I've over drunk and over eaten over such a prolonged period that my stomach is, not only huge, but now physically hurts. This wouldn't be so bad if I wasn't getting married in a little over two months. It's unlikely the dress will fit unless I really get my backside into some other gear. At the moment any gear will be an improvement.
Today was my day off work. This morning I had to almost bully Emily into going to school. We had the usual 'end of bed' conversation. Her crying and me firmly stating that school was the best place. And it is, but every day it gets harder to convince her.
After the school run I had to go to the wedding venue and sort out the arrangements, this is something that has been sadly neglected.

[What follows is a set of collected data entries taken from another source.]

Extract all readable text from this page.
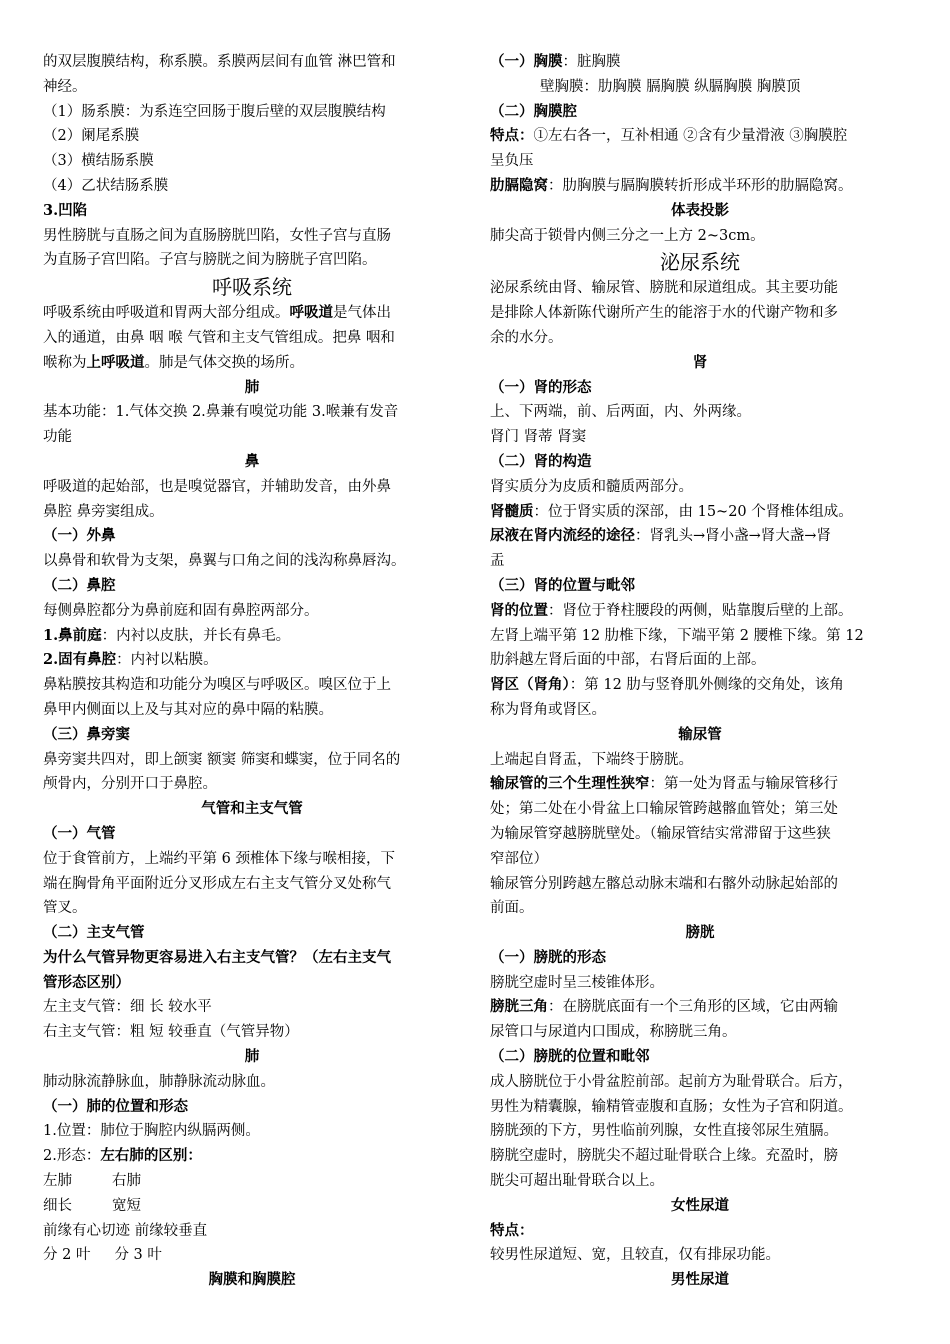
的双层腹膜结构，称系膜。系膜两层间有血管 淋巴管和

神经。

（1）肠系膜：为系连空回肠于腹后壁的双层腹膜结构

（2）阑尾系膜

（3）横结肠系膜

（4）乙状结肠系膜

3.凹陷

男性膀胱与直肠之间为直肠膀胱凹陷，女性子宫与直肠

为直肠子宫凹陷。子宫与膀胱之间为膀胱子宫凹陷。

呼吸系统

呼吸系统由呼吸道和胃两大部分组成。呼吸道是气体出

入的通道，由鼻 咽 喉 气管和主支气管组成。把鼻 咽和

喉称为上呼吸道。肺是气体交换的场所。

肺

基本功能：1.气体交换 2.鼻兼有嗅觉功能 3.喉兼有发音

功能

鼻

呼吸道的起始部，也是嗅觉器官，并辅助发音，由外鼻

鼻腔 鼻旁窦组成。

（一）外鼻

以鼻骨和软骨为支架，鼻翼与口角之间的浅沟称鼻唇沟。

（二）鼻腔

每侧鼻腔都分为鼻前庭和固有鼻腔两部分。

1.鼻前庭：内衬以皮肤，并长有鼻毛。

2.固有鼻腔：内衬以粘膜。

鼻粘膜按其构造和功能分为嗅区与呼吸区。嗅区位于上

鼻甲内侧面以上及与其对应的鼻中隔的粘膜。

（三）鼻旁窦

鼻旁窦共四对，即上颌窦 额窦 筛窦和蝶窦，位于同名的

颅骨内，分别开口于鼻腔。

气管和主支气管

（一）气管

位于食管前方，上端约平第 6 颈椎体下缘与喉相接，下

端在胸骨角平面附近分叉形成左右主支气管分叉处称气

管叉。

（二）主支气管

为什么气管异物更容易进入右主支气管？（左右主支气

管形态区别）

左主支气管：细 长 较水平

右主支气管：粗 短 较垂直（气管异物）

肺

肺动脉流静脉血，肺静脉流动脉血。

（一）肺的位置和形态

1.位置：肺位于胸腔内纵膈两侧。

2.形态：左右肺的区别：

左肺	右肺

细长	宽短

前缘有心切迹 前缘较垂直

分 2 叶 分 3 叶

胸膜和胸膜腔

（一）胸膜：脏胸膜

壁胸膜：肋胸膜 膈胸膜 纵膈胸膜 胸膜顶

（二）胸膜腔

特点：①左右各一，互补相通 ②含有少量滑液 ③胸膜腔

呈负压

肋膈隐窝：肋胸膜与膈胸膜转折形成半环形的肋膈隐窝。

体表投影

肺尖高于锁骨内侧三分之一上方 2~3cm。

泌尿系统

泌尿系统由肾、输尿管、膀胱和尿道组成。其主要功能

是排除人体新陈代谢所产生的能溶于水的代谢产物和多

余的水分。

肾

（一）肾的形态

上、下两端，前、后两面，内、外两缘。

肾门 肾蒂 肾窦

（二）肾的构造

肾实质分为皮质和髓质两部分。

肾髓质：位于肾实质的深部，由 15~20 个肾椎体组成。

尿液在肾内流经的途径：肾乳头→肾小盏→肾大盏→肾

盂

（三）肾的位置与毗邻

肾的位置：肾位于脊柱腰段的两侧，贴靠腹后壁的上部。

左肾上端平第 12 肋椎下缘，下端平第 2 腰椎下缘。第 12

肋斜越左肾后面的中部，右肾后面的上部。

肾区（肾角）：第 12 肋与竖脊肌外侧缘的交角处，该角

称为肾角或肾区。

输尿管

上端起自肾盂，下端终于膀胱。

输尿管的三个生理性狭窄：第一处为肾盂与输尿管移行

处；第二处在小骨盆上口输尿管跨越髂血管处；第三处

为输尿管穿越膀胱壁处。（输尿管结实常滞留于这些狭

窄部位）

输尿管分别跨越左髂总动脉末端和右髂外动脉起始部的

前面。

膀胱

（一）膀胱的形态

膀胱空虚时呈三棱锥体形。

膀胱三角：在膀胱底面有一个三角形的区域，它由两输

尿管口与尿道内口围成，称膀胱三角。

（二）膀胱的位置和毗邻

成人膀胱位于小骨盆腔前部。起前方为耻骨联合。后方，

男性为精囊腺，输精管壶腹和直肠；女性为子宫和阴道。

膀胱颈的下方，男性临前列腺，女性直接邻尿生殖膈。

膀胱空虚时，膀胱尖不超过耻骨联合上缘。充盈时，膀

胱尖可超出耻骨联合以上。

女性尿道

特点：

较男性尿道短、宽，且较直，仅有排尿功能。

男性尿道
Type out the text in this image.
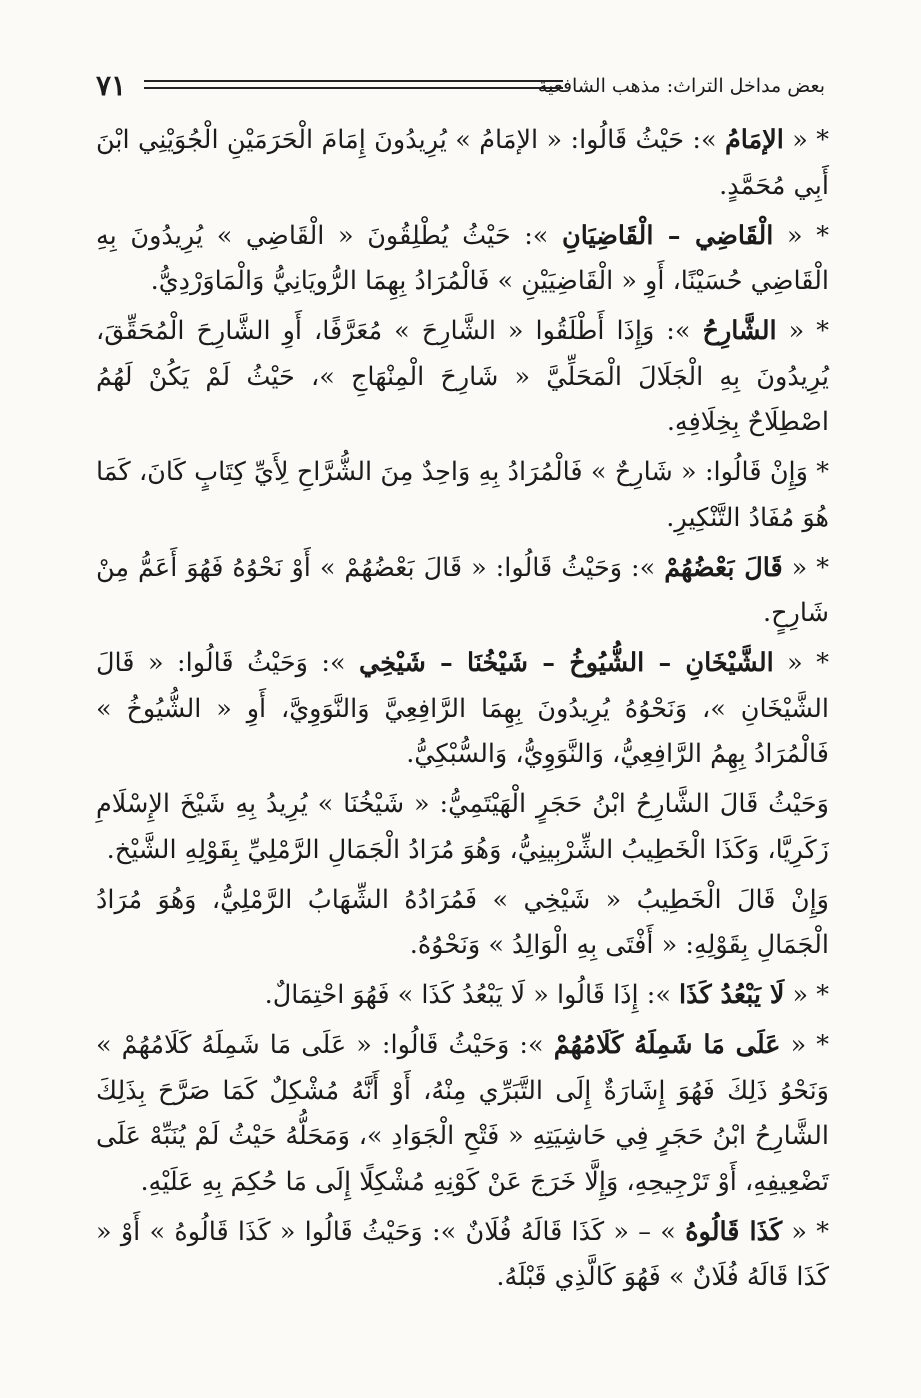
٧١	بعض مداخل التراث: مذهب الشافعية

* « الإمَامُ »: حَيْثُ قَالُوا: « الإمَامُ » يُرِيدُونَ إِمَامَ الْحَرَمَيْنِ الْجُوَيْنِي ابْنَ أَبِي مُحَمَّدٍ.

* « الْقَاضِي – الْقَاضِيَانِ »: حَيْثُ يُطْلِقُونَ « الْقَاضِي » يُرِيدُونَ بِهِ الْقَاضِي حُسَيْنًا، أَوِ « الْقَاضِيَيْنِ » فَالْمُرَادُ بِهِمَا الرُّويَانِيُّ وَالْمَاوَرْدِيُّ.

* « الشَّارِحُ »: وَإِذَا أَطْلَقُوا « الشَّارِحَ » مُعَرَّفًا، أَوِ الشَّارِحَ الْمُحَقِّقَ، يُرِيدُونَ بِهِ الْجَلَالَ الْمَحَلِّيَّ « شَارِحَ الْمِنْهَاجِ »، حَيْثُ لَمْ يَكُنْ لَهُمُ اصْطِلَاحٌ بِخِلَافِهِ.

* وَإِنْ قَالُوا: « شَارِحٌ » فَالْمُرَادُ بِهِ وَاحِدٌ مِنَ الشُّرَّاحِ لِأَيِّ كِتَابٍ كَانَ، كَمَا هُوَ مُفَادُ التَّنْكِيرِ.

* « قَالَ بَعْضُهُمْ »: وَحَيْثُ قَالُوا: « قَالَ بَعْضُهُمْ » أَوْ نَحْوُهُ فَهُوَ أَعَمُّ مِنْ شَارِحٍ.

* « الشَّيْخَانِ – الشُّيُوخُ – شَيْخُنَا – شَيْخِي »: وَحَيْثُ قَالُوا: « قَالَ الشَّيْخَانِ »، وَنَحْوُهُ يُرِيدُونَ بِهِمَا الرَّافِعِيَّ وَالنَّوَوِيَّ، أَوِ « الشُّيُوخُ » فَالْمُرَادُ بِهِمُ الرَّافِعِيُّ، وَالنَّوَوِيُّ، وَالسُّبْكِيُّ.

وَحَيْثُ قَالَ الشَّارِحُ ابْنُ حَجَرٍ الْهَيْتَمِيُّ: « شَيْخُنَا » يُرِيدُ بِهِ شَيْخَ الإِسْلَامِ زَكَرِيَّا، وَكَذَا الْخَطِيبُ الشِّرْبِينِيُّ، وَهُوَ مُرَادُ الْجَمَالِ الرَّمْلِيِّ بِقَوْلِهِ الشَّيْخ.

وَإِنْ قَالَ الْخَطِيبُ « شَيْخِي » فَمُرَادُهُ الشِّهَابُ الرَّمْلِيُّ، وَهُوَ مُرَادُ الْجَمَالِ بِقَوْلِهِ: « أَفْتَى بِهِ الْوَالِدُ » وَنَحْوُهُ.

* « لَا يَبْعُدُ كَذَا »: إِذَا قَالُوا « لَا يَبْعُدُ كَذَا » فَهُوَ احْتِمَالٌ.

* « عَلَى مَا شَمِلَهُ كَلَامُهُمْ »: وَحَيْثُ قَالُوا: « عَلَى مَا شَمِلَهُ كَلَامُهُمْ » وَنَحْوُ ذَلِكَ فَهُوَ إِشَارَةٌ إِلَى التَّبَرِّي مِنْهُ، أَوْ أَنَّهُ مُشْكِلٌ كَمَا صَرَّحَ بِذَلِكَ الشَّارِحُ ابْنُ حَجَرٍ فِي حَاشِيَتِهِ « فَتْحِ الْجَوَادِ »، وَمَحَلُّهُ حَيْثُ لَمْ يُنَبِّهْ عَلَى تَضْعِيفِهِ، أَوْ تَرْجِيحِهِ، وَإِلَّا خَرَجَ عَنْ كَوْنِهِ مُشْكِلًا إِلَى مَا حُكِمَ بِهِ عَلَيْهِ.

* « كَذَا قَالُوهُ » – « كَذَا قَالَهُ فُلَانٌ »: وَحَيْثُ قَالُوا « كَذَا قَالُوهُ » أَوْ « كَذَا قَالَهُ فُلَانٌ » فَهُوَ كَالَّذِي قَبْلَهُ.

I threw a load of times and activities onto paper last night in the hope of making sense of them today. I need to trade in my car and had a visit to the garage this afternoon to view the replacement. In between times I was conscious that the boiler engineer was due, thanks to the combi freely dispensing water all over my utility room floor yesterday morning.
Good old Mum staying in my house to wait for Mr Boiler Man. Dad decided I needed some company to view the new car ( I don't, but its his way of offering me support) They are both in their 70's and are worried sick about me and Emily. What would we do without them?
The wedding planning went well, the boiler got fixed and the car was fab. My spirits were definitely up. Then Emily came home. She needed me, she was crying. As the evening wore on all the positive energy in me evaporated. Replaced by tears. I found myself almost resenting Emily. It wasn't fair, I was actually excited about the car and the wedding and she'd slashed right through it all. I couldn't look at her, my tears were resigned.
My partner has gone off to bed. He was falling asleep on the sofa. I was honest and asked him to go while I wrote this entry. Today I'm ashamed of writing this. I want to hide it. I know Emily can't help the way she is and I do understand, really I do, and I love her. But on days like today, that love and understanding is just not enough to stop me screaming on the inside
- Mum of 2, suffering my own mental health issues, I began to write this blog as a way to release feelings and emotions. At 13 my daughter was terribly bullied which has led to her having serious mental health problems of her own. She is now 16. I wanted to document our journey and hopefully be able to look back and see how far we have come.